The ‘Un Certain Regard’ section at Cannes often throws up some out-of-the-mainstream jewels, and director Hany Abu-Assad is hoping his ‘Omar’ will win honours for Palestine. It blends politics and romance, and has an undercurrent of political uprising and prison that its lead actor insists has nothing to do with the movie’s location.
“The fact that it is an international story, it happens in the West Bank but it doesn’t even say in the film that it happens in the West Bank. So everybody can identify with it. Everybody can really go with it. I think it has a very strong political message but it is underneath, it is not straightforward which I think is the genius of the film,” says Adam Bakri.

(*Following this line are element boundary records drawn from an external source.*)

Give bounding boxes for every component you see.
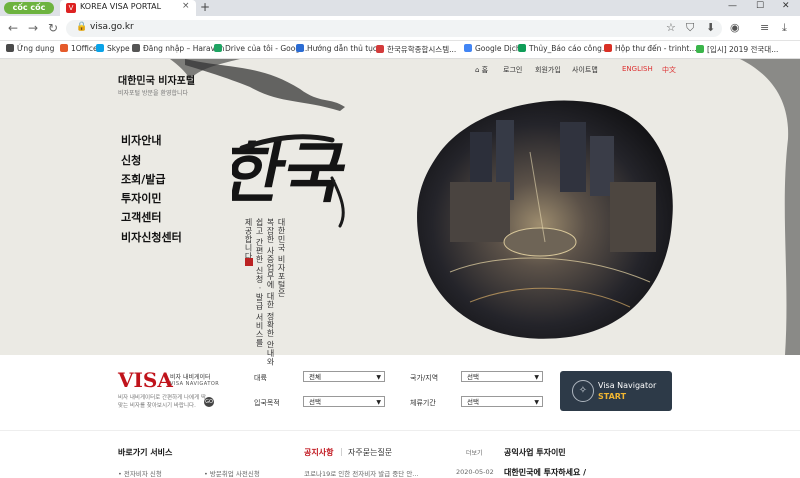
caret-down-icon: ▼ — [376, 399, 381, 406]
intro-line-4: 제공합니다 — [244, 218, 253, 261]
continent-select[interactable]: 전체 ▼ — [303, 371, 385, 382]
compass-icon: ✧ — [572, 380, 594, 402]
bookmark-skype[interactable]: Skype — [96, 44, 130, 53]
sheets-icon — [518, 44, 526, 52]
reload-icon[interactable]: ↻ — [48, 21, 58, 35]
notice-date: 2020-05-02 — [456, 468, 494, 476]
home-icon: ⌂ — [475, 66, 482, 74]
purpose-select[interactable]: 선택 ▼ — [303, 396, 385, 407]
address-bar[interactable] — [66, 20, 722, 37]
hero-section — [0, 59, 800, 355]
menu-inquiry-issuance[interactable]: 조회/발급 — [121, 171, 166, 187]
menu-investment-immigration[interactable]: 투자이민 — [121, 190, 161, 206]
nav-signup[interactable]: 회원가입 — [535, 65, 561, 75]
bookmark-star-icon[interactable]: ☆ — [666, 21, 676, 34]
gmail-icon — [604, 44, 612, 52]
caret-down-icon: ▼ — [534, 399, 539, 406]
nav-home[interactable]: ⌂ 홈 — [475, 65, 488, 75]
section-divider — [0, 430, 800, 431]
bookmark-1office[interactable]: 1Office — [60, 44, 98, 53]
investment-immigration-heading: 공익사업 투자이민 — [504, 448, 566, 457]
skype-icon — [96, 44, 104, 52]
korea-flag-icon — [376, 45, 384, 53]
lock-icon[interactable]: 🔒 — [76, 22, 87, 32]
guide-icon — [296, 44, 304, 52]
google-translate-icon — [464, 44, 472, 52]
google-drive-icon — [214, 44, 222, 52]
new-tab-button[interactable]: + — [200, 0, 210, 14]
nav-chinese[interactable]: 中文 — [662, 65, 676, 75]
visa-navigator-korean: 비자 내비게이터 — [170, 374, 211, 381]
red-seal-stamp — [245, 258, 253, 266]
forward-icon[interactable]: → — [28, 21, 38, 35]
duration-select[interactable]: 선택 ▼ — [461, 396, 543, 407]
visa-navigator-button-label: Visa Navigator — [598, 381, 657, 390]
nav-login[interactable]: 로그인 — [503, 65, 522, 75]
tab-favicon-icon: V — [66, 3, 76, 13]
bookmark-report[interactable]: Thủy_Báo cáo công... — [518, 44, 609, 53]
notice-item[interactable]: 코로나19로 인한 전자비자 발급 중단 안... — [304, 468, 419, 478]
maximize-button[interactable]: ☐ — [756, 1, 764, 11]
haravan-icon — [132, 44, 140, 52]
start-label: START — [598, 392, 627, 401]
menu-visa-guide[interactable]: 비자안내 — [121, 132, 161, 148]
country-label: 국가/지역 — [410, 374, 439, 382]
url-text[interactable]: visa.go.kr — [90, 22, 134, 32]
intro-line-3: 쉽고 간편한 신청 · 발급 서비스를 — [255, 218, 264, 347]
line-icon — [696, 45, 704, 53]
bookmark-admissions[interactable]: [입시] 2019 전국대... — [696, 44, 778, 55]
intro-line-2: 복잡한 사증업무에 대한 정확한 안내와 — [266, 218, 275, 367]
country-select[interactable]: 선택 ▼ — [461, 371, 543, 382]
extension-icon[interactable]: ◉ — [730, 21, 740, 34]
continent-label: 대륙 — [254, 374, 267, 382]
shortcut-preregister[interactable]: • 방문취업 사전신청 — [204, 468, 260, 478]
bookmark-drive[interactable]: Drive của tôi - Goog... — [214, 44, 307, 53]
invest-banner-text[interactable]: 대한민국에 투자하세요 / — [504, 467, 586, 478]
caret-down-icon: ▼ — [376, 374, 381, 381]
more-link[interactable]: 더보기 — [466, 448, 483, 457]
browser-brand-logo[interactable]: cốc cốc — [4, 2, 54, 14]
intro-line-1: 대한민국 비자포털은 — [277, 218, 286, 298]
nav-sitemap[interactable]: 사이트맵 — [572, 65, 598, 75]
visa-navigator-description: 비자 내비게이터로 간편하게 나에게 딱 맞는 비자를 찾아보시기 바랍니다. — [118, 395, 206, 409]
shortcut-services-heading: 바로가기 서비스 — [118, 448, 173, 457]
bookmark-google-translate[interactable]: Google Dịch — [464, 44, 521, 53]
menu-application[interactable]: 신청 — [121, 152, 141, 168]
bookmark-haravan[interactable]: Đăng nhập – Haravan — [132, 44, 224, 53]
calligraphy-korea-graphic: 한국 — [232, 134, 354, 228]
duration-label: 체류기간 — [410, 399, 436, 407]
bookmark-guide[interactable]: Hướng dẫn thủ tục... — [296, 44, 384, 53]
1office-icon — [60, 44, 68, 52]
menu-customer-center[interactable]: 고객센터 — [121, 209, 161, 225]
close-window-button[interactable]: ✕ — [782, 1, 790, 11]
portal-title[interactable]: 대한민국 비자포털 — [118, 72, 195, 87]
visa-navigator-english: VISA NAVIGATOR — [170, 381, 220, 387]
bookmark-inbox[interactable]: Hộp thư đến - trinht... — [604, 44, 697, 53]
tab-separator: | — [340, 447, 343, 456]
menu-icon[interactable]: ≡ — [760, 21, 769, 34]
apps-grid-icon — [6, 44, 14, 52]
tab-notice[interactable]: 공지사항 — [304, 447, 333, 458]
seoul-night-photo — [417, 100, 673, 339]
bookmark-apps[interactable]: Ứng dụng — [6, 44, 54, 53]
menu-visa-application-center[interactable]: 비자신청센터 — [121, 229, 182, 245]
downloads-tray-icon[interactable]: ⤓ — [782, 21, 787, 35]
download-icon[interactable]: ⬇ — [706, 21, 715, 34]
portal-subtitle: 비자포털 방문을 환영합니다 — [118, 90, 189, 97]
minimize-button[interactable]: — — [728, 1, 737, 11]
nav-english[interactable]: ENGLISH — [622, 65, 653, 73]
back-icon[interactable]: ← — [8, 21, 18, 35]
tab-faq[interactable]: 자주묻는질문 — [348, 447, 392, 458]
tab-title: KOREA VISA PORTAL — [80, 2, 162, 11]
shortcut-evisa[interactable]: • 전자비자 신청 — [118, 468, 162, 478]
visa-go-button[interactable]: GO — [204, 397, 214, 407]
visa-logo: VISA — [118, 368, 173, 392]
caret-down-icon: ▼ — [534, 374, 539, 381]
shield-icon[interactable]: ⛉ — [686, 21, 694, 35]
tab-close-icon[interactable]: × — [182, 1, 190, 11]
purpose-label: 입국목적 — [254, 399, 280, 407]
hero-ink-background — [170, 59, 800, 355]
bookmark-study-korea[interactable]: 한국유학종합시스템... — [376, 44, 456, 55]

Director Hany Abu-Assad agrees with his leading man’s sentiment. He believes that the central theme in the movie is love.
“Love, I don’t know anybody in this world who didn’t enter the experience of being madly in love with someone. Me too. And I am always fascinated by how people lose themselves in this subject and how they become insecure. Actual insecurity is the reason why people are in love, but also why this love ends up very badly,” he said.
In 2006 Abu-Assad’s ‘Paradise Now’ won the Golden Globe for Best Foreign language film, and it received an Oscar-nomination in the same category. ‘Omar’ would like to do at least as well.